Interior design and furnishings also underwent significant stylistic changes. Napoleon’s expansion of power was accompanied by the dissemination across large parts of Europe of the stately Empire style created in his honour which drew on Greek, Roman and Egyptian antiquity. It was taken up in the apartments of the Viennese nobility and wealthy middle classes.
However, at the court of Emperor Franz, the Corsican’s main adversary, this style was only adopted in the apartments of his third and fourth wives. Alongside the neoclassical Empire style a related, but simpler and above all more homely furnishing style developed, which much later on, around the turn of the twentieth century, began to be referred to as ‘Biedermeier’.

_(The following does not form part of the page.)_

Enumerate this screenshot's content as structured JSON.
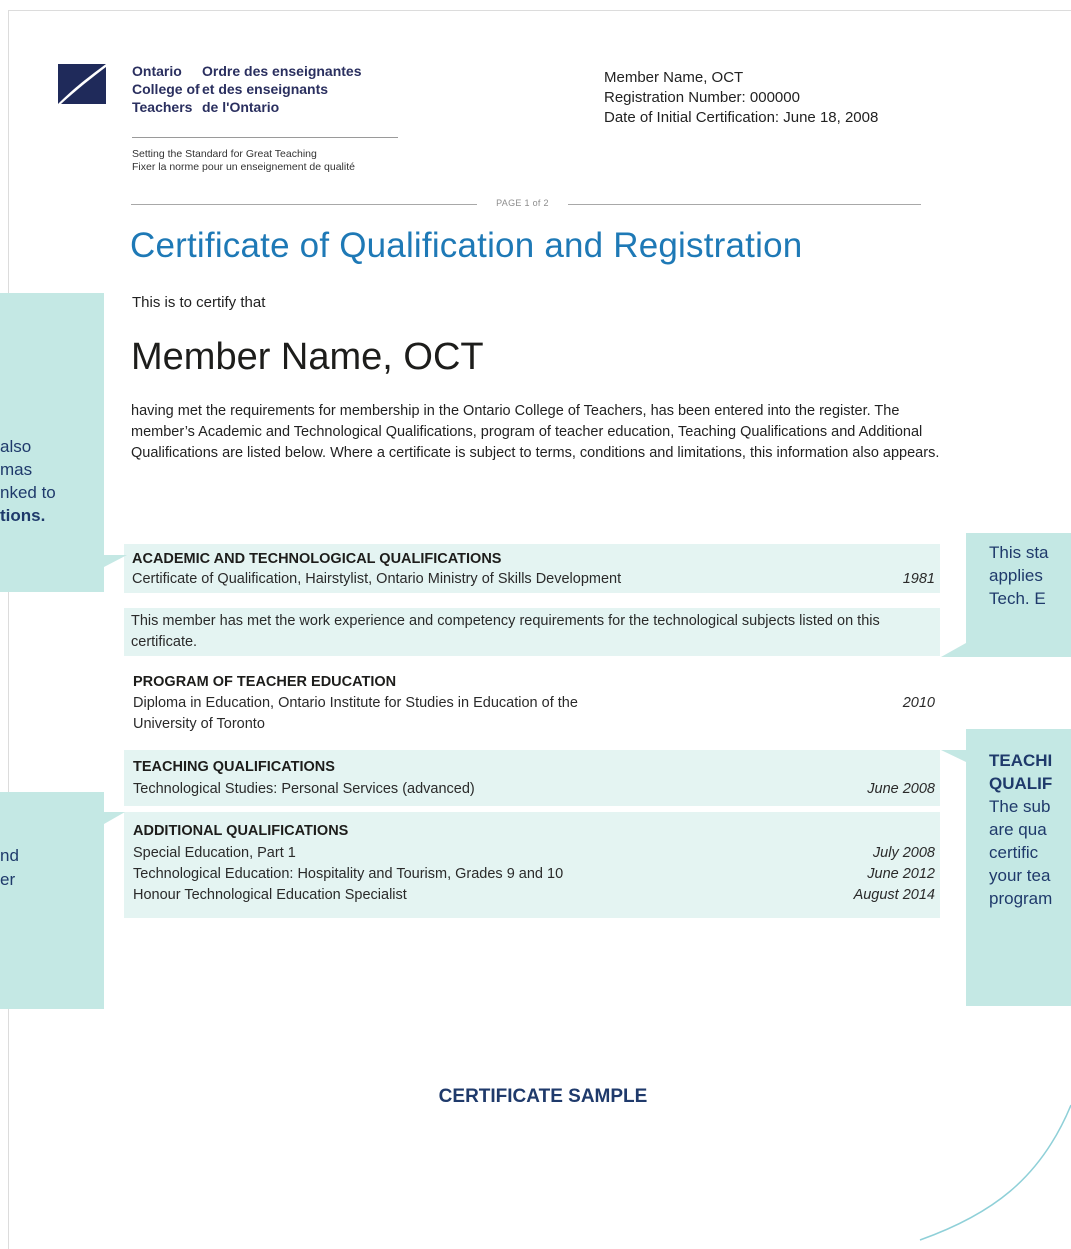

For many years it was regarded as an authentically middle-class style of living and furnishing, born out of the desire of many people to retreat from the uncertainty of the times into a domestic idyll. However, it seems in fact to have originated among royalty and nobility, as a style conceived for the less formal private apartments in their stately residences. Today Biedermeier is commonly associated with adjectives such as ‘small-scale’, ‘cramped’, ‘pink-striped’ and ‘sprigged’. This is quite simply wrong. What was popular at the time was elegantly shaped seating, precious timbers, wallpapers with large-scale patterns and bold colours – quite different to the received staid and conformist image erroneously associated with the era.